Perché succede
Perché a una certa età la libertà di decidere di sé conta più del contenuto della decisione. Quando un ragazzo sente che uno spazio suo si sta restringendo, la reazione non è ragionata: è una spinta a riprenderselo, e il modo più rapido per farlo è fare l’opposto di quello che gli è stato chiesto. Nella mia pratica vedo che più si insiste più la spinta cresce, perché ogni ripetizione conferma che lì c’è una partita di potere. Il contenuto, a quel punto, è quasi irrilevante: si può litigare con la stessa intensità per un’ora di rientro e per un colore di capelli.
Cosa puoi fare
- Scegli le battaglie. Sulla sicurezza si resta fermi; su capelli, vestiti, ordine della sua stanza si può lasciar correre.

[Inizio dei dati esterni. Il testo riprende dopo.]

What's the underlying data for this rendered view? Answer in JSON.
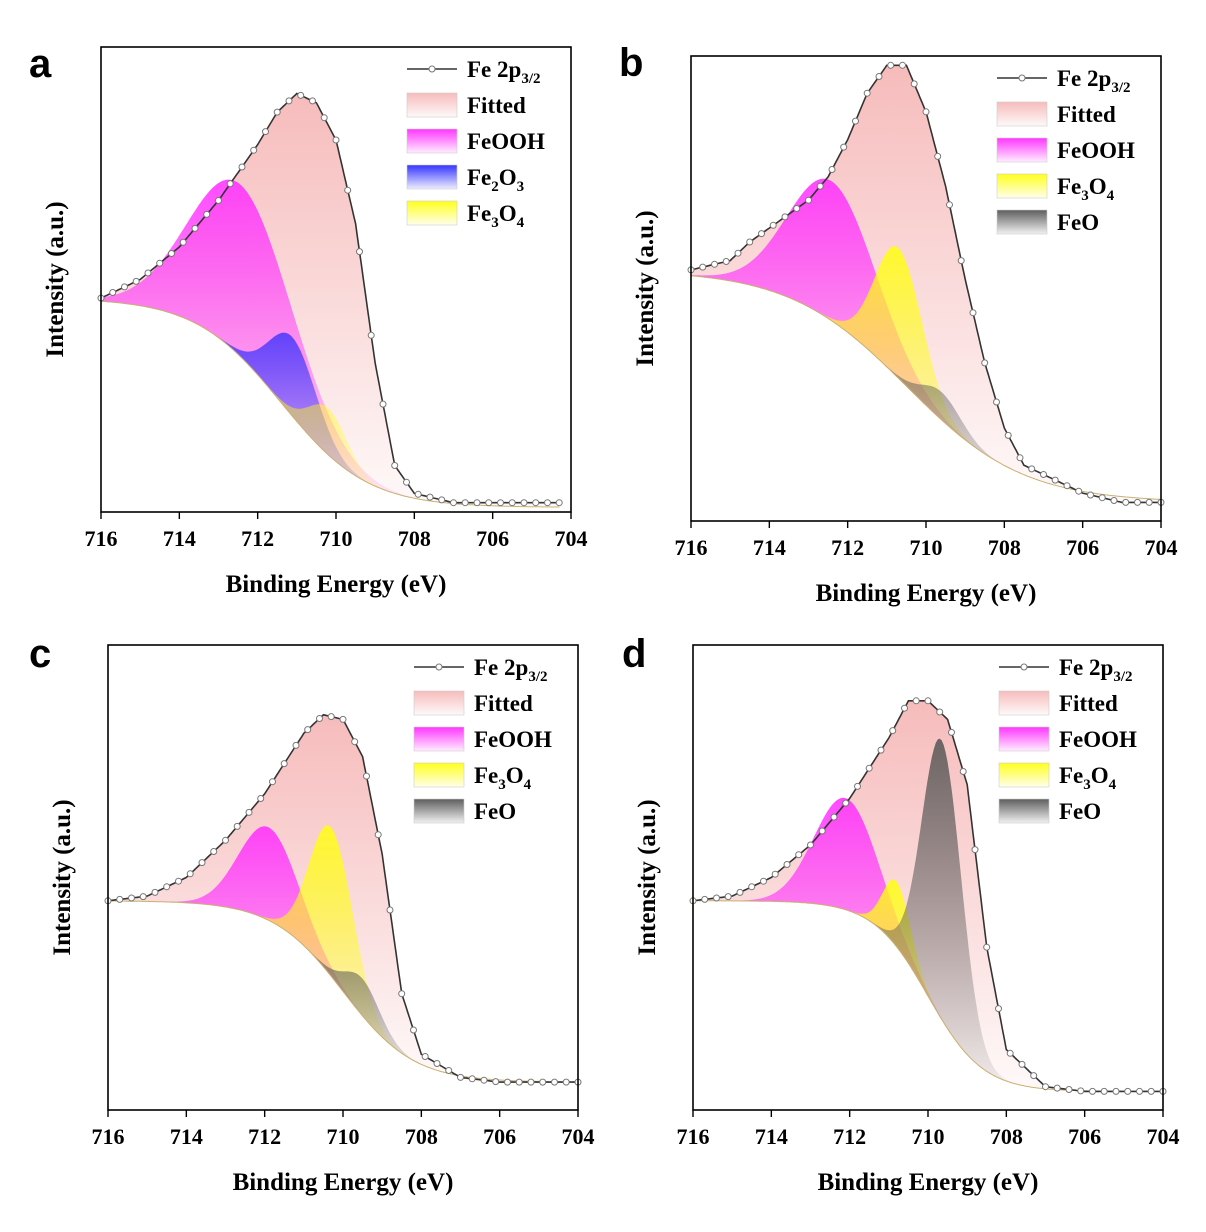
{
  "figure": {
    "panels": [
      "a",
      "b",
      "c",
      "d"
    ]
  },
  "colors": {
    "fitted": "#f6b8b8",
    "FeOOH": "#ff2bff",
    "Fe2O3": "#2a2aff",
    "Fe3O4": "#ffff10",
    "FeO": "#555555",
    "data_line": "#333333"
  },
  "chart_data": [
    {
      "panel": "a",
      "type": "line",
      "xlabel": "Binding Energy (eV)",
      "ylabel": "Intensity (a.u.)",
      "xlim": [
        716,
        704
      ],
      "x_reversed": true,
      "ylim": [
        0,
        1.0
      ],
      "xticks": [
        "716",
        "714",
        "712",
        "710",
        "708",
        "706",
        "704"
      ],
      "legend": [
        "Fe 2p3/2",
        "Fitted",
        "FeOOH",
        "Fe2O3",
        "Fe3O4"
      ],
      "legend_labels": [
        {
          "main": "Fe 2p",
          "sub": "3/2"
        },
        {
          "main": "Fitted"
        },
        {
          "main": "FeOOH"
        },
        {
          "main": "Fe",
          "sub": "2",
          "main2": "O",
          "sub2": "3"
        },
        {
          "main": "Fe",
          "sub": "3",
          "main2": "O",
          "sub2": "4"
        }
      ],
      "legend_keys": [
        "data",
        "fitted",
        "FeOOH",
        "Fe2O3",
        "Fe3O4"
      ],
      "x_end": 704.3,
      "series": [
        {
          "name": "Fe 2p3/2",
          "values": [
            [
              716,
              0.46
            ],
            [
              715,
              0.5
            ],
            [
              714,
              0.57
            ],
            [
              713,
              0.67
            ],
            [
              712,
              0.79
            ],
            [
              711.5,
              0.86
            ],
            [
              711,
              0.9
            ],
            [
              710.5,
              0.88
            ],
            [
              710,
              0.8
            ],
            [
              709.5,
              0.62
            ],
            [
              709,
              0.32
            ],
            [
              708.5,
              0.1
            ],
            [
              708,
              0.04
            ],
            [
              707,
              0.02
            ],
            [
              706,
              0.02
            ],
            [
              705,
              0.02
            ],
            [
              704.3,
              0.02
            ]
          ]
        }
      ],
      "baseline": {
        "high": 0.46,
        "low": 0.01,
        "center": 711.4,
        "width": 1.1
      },
      "components": [
        {
          "name": "FeOOH",
          "center": 712.4,
          "height": 0.37,
          "sigma": 1.3
        },
        {
          "name": "Fe2O3",
          "center": 711.1,
          "height": 0.17,
          "sigma": 0.6
        },
        {
          "name": "Fe3O4",
          "center": 710.2,
          "height": 0.1,
          "sigma": 0.5
        }
      ]
    },
    {
      "panel": "b",
      "type": "line",
      "xlabel": "Binding Energy (eV)",
      "ylabel": "Intensity (a.u.)",
      "xlim": [
        716,
        704
      ],
      "x_reversed": true,
      "ylim": [
        0,
        1.0
      ],
      "xticks": [
        "716",
        "714",
        "712",
        "710",
        "708",
        "706",
        "704"
      ],
      "legend": [
        "Fe 2p3/2",
        "Fitted",
        "FeOOH",
        "Fe3O4",
        "FeO"
      ],
      "legend_labels": [
        {
          "main": "Fe 2p",
          "sub": "3/2"
        },
        {
          "main": "Fitted"
        },
        {
          "main": "FeOOH"
        },
        {
          "main": "Fe",
          "sub": "3",
          "main2": "O",
          "sub2": "4"
        },
        {
          "main": "FeO"
        }
      ],
      "legend_keys": [
        "data",
        "fitted",
        "FeOOH",
        "Fe3O4",
        "FeO"
      ],
      "x_end": 704,
      "series": [
        {
          "name": "Fe 2p3/2",
          "values": [
            [
              716,
              0.54
            ],
            [
              715,
              0.56
            ],
            [
              714.5,
              0.6
            ],
            [
              714,
              0.63
            ],
            [
              713.5,
              0.66
            ],
            [
              713,
              0.69
            ],
            [
              712.5,
              0.74
            ],
            [
              712,
              0.82
            ],
            [
              711.5,
              0.92
            ],
            [
              711,
              0.98
            ],
            [
              710.5,
              0.98
            ],
            [
              710,
              0.88
            ],
            [
              709.5,
              0.72
            ],
            [
              709,
              0.52
            ],
            [
              708.5,
              0.34
            ],
            [
              708,
              0.2
            ],
            [
              707.5,
              0.12
            ],
            [
              707,
              0.1
            ],
            [
              706,
              0.06
            ],
            [
              705,
              0.04
            ],
            [
              704,
              0.04
            ]
          ]
        }
      ],
      "baseline": {
        "high": 0.54,
        "low": 0.04,
        "center": 710.5,
        "width": 1.5
      },
      "components": [
        {
          "name": "FeOOH",
          "center": 712.4,
          "height": 0.3,
          "sigma": 1.1
        },
        {
          "name": "Fe3O4",
          "center": 710.7,
          "height": 0.28,
          "sigma": 0.6
        },
        {
          "name": "FeO",
          "center": 709.6,
          "height": 0.06,
          "sigma": 0.5
        }
      ]
    },
    {
      "panel": "c",
      "type": "line",
      "xlabel": "Binding Energy (eV)",
      "ylabel": "Intensity (a.u.)",
      "xlim": [
        716,
        704
      ],
      "x_reversed": true,
      "ylim": [
        0,
        1.0
      ],
      "xticks": [
        "716",
        "714",
        "712",
        "710",
        "708",
        "706",
        "704"
      ],
      "legend": [
        "Fe 2p3/2",
        "Fitted",
        "FeOOH",
        "Fe3O4",
        "FeO"
      ],
      "legend_labels": [
        {
          "main": "Fe 2p",
          "sub": "3/2"
        },
        {
          "main": "Fitted"
        },
        {
          "main": "FeOOH"
        },
        {
          "main": "Fe",
          "sub": "3",
          "main2": "O",
          "sub2": "4"
        },
        {
          "main": "FeO"
        }
      ],
      "legend_keys": [
        "data",
        "fitted",
        "FeOOH",
        "Fe3O4",
        "FeO"
      ],
      "x_end": 704,
      "series": [
        {
          "name": "Fe 2p3/2",
          "values": [
            [
              716,
              0.45
            ],
            [
              715,
              0.46
            ],
            [
              714,
              0.5
            ],
            [
              713,
              0.58
            ],
            [
              712,
              0.68
            ],
            [
              711,
              0.81
            ],
            [
              710.5,
              0.85
            ],
            [
              710,
              0.84
            ],
            [
              709.5,
              0.76
            ],
            [
              709,
              0.55
            ],
            [
              708.5,
              0.25
            ],
            [
              708,
              0.12
            ],
            [
              707,
              0.07
            ],
            [
              706,
              0.06
            ],
            [
              705,
              0.06
            ],
            [
              704,
              0.06
            ]
          ]
        }
      ],
      "baseline": {
        "high": 0.45,
        "low": 0.06,
        "center": 710.0,
        "width": 0.9
      },
      "components": [
        {
          "name": "FeOOH",
          "center": 711.9,
          "height": 0.2,
          "sigma": 0.75
        },
        {
          "name": "Fe3O4",
          "center": 710.3,
          "height": 0.32,
          "sigma": 0.55
        },
        {
          "name": "FeO",
          "center": 709.5,
          "height": 0.08,
          "sigma": 0.45
        }
      ]
    },
    {
      "panel": "d",
      "type": "line",
      "xlabel": "Binding Energy (eV)",
      "ylabel": "Intensity (a.u.)",
      "xlim": [
        716,
        704
      ],
      "x_reversed": true,
      "ylim": [
        0,
        1.0
      ],
      "xticks": [
        "716",
        "714",
        "712",
        "710",
        "708",
        "706",
        "704"
      ],
      "legend": [
        "Fe 2p3/2",
        "Fitted",
        "FeOOH",
        "Fe3O4",
        "FeO"
      ],
      "legend_labels": [
        {
          "main": "Fe 2p",
          "sub": "3/2"
        },
        {
          "main": "Fitted"
        },
        {
          "main": "FeOOH"
        },
        {
          "main": "Fe",
          "sub": "3",
          "main2": "O",
          "sub2": "4"
        },
        {
          "main": "FeO"
        }
      ],
      "legend_keys": [
        "data",
        "fitted",
        "FeOOH",
        "Fe3O4",
        "FeO"
      ],
      "x_end": 704,
      "series": [
        {
          "name": "Fe 2p3/2",
          "values": [
            [
              716,
              0.45
            ],
            [
              715,
              0.46
            ],
            [
              714,
              0.5
            ],
            [
              713,
              0.57
            ],
            [
              712,
              0.67
            ],
            [
              711,
              0.8
            ],
            [
              710.5,
              0.88
            ],
            [
              710,
              0.88
            ],
            [
              709.5,
              0.84
            ],
            [
              709,
              0.7
            ],
            [
              708.5,
              0.35
            ],
            [
              708,
              0.13
            ],
            [
              707,
              0.05
            ],
            [
              706,
              0.04
            ],
            [
              705,
              0.04
            ],
            [
              704,
              0.04
            ]
          ]
        }
      ],
      "baseline": {
        "high": 0.45,
        "low": 0.04,
        "center": 710.0,
        "width": 0.7
      },
      "components": [
        {
          "name": "FeOOH",
          "center": 712.1,
          "height": 0.24,
          "sigma": 0.8
        },
        {
          "name": "Fe3O4",
          "center": 710.8,
          "height": 0.14,
          "sigma": 0.35
        },
        {
          "name": "FeO",
          "center": 709.65,
          "height": 0.6,
          "sigma": 0.5
        }
      ]
    }
  ]
}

Ogni cosa su cui non combatti è credito che spendi quando serve davvero.
- Offri una scelta invece di un ordine. «Preferisci studiare appena rientri o dopo una pausa?», «rientri alle 23 ed esci due sere, o a mezzanotte ed esci una?». Le opzioni le stabilisci tu, la decisione la prende lui.
- Descrivi il comportamento, non la persona. «Quando salti gli accordi diventa difficile darti più libertà» funziona; «sei il solito ribelle» gli consegna un ruolo che poi interpreta.
- Riconosci l’emozione anche quando non accetti il gesto. «Vedo che sei arrabbiato, capisco che non ti piaccia. Per me però è importante» tiene insieme le due cose senza cedere.
- Cerca il bisogno sotto il rifiuto. Un no categorico nasconde spesso una paura: non essere all’altezza, essere giudicato, non sapere come si fa. Chiederlo con delicatezza è più utile che insistere.
Cosa evitare
Non trasformare ogni richiesta in un confronto: se tutto è negoziabile e tutto è conflitto, si consuma sia la relazione sia la tua autorevolezza. Ed evita di rilanciare quando ti sfida davanti ad altri: in pubblico non può cedere, e lo sapete tutti e due. Si riprende dopo, da soli.
Quando chiedere aiuto
Il segnale da tenere d’occhio non è l’opposizione, è quando l’opposizione si spegne. Se ai rifiuti subentra un ritiro che avanza (uscite che si riducono, sonno spostato sulla notte, un mese di rifiuto della scuola), il quadro è cambiato. E c’è un passaggio preciso: quando smette di rifiutare le tue proposte e comincia a non registrarle, come se non le avesse sentite. Lì non aspettare che passi.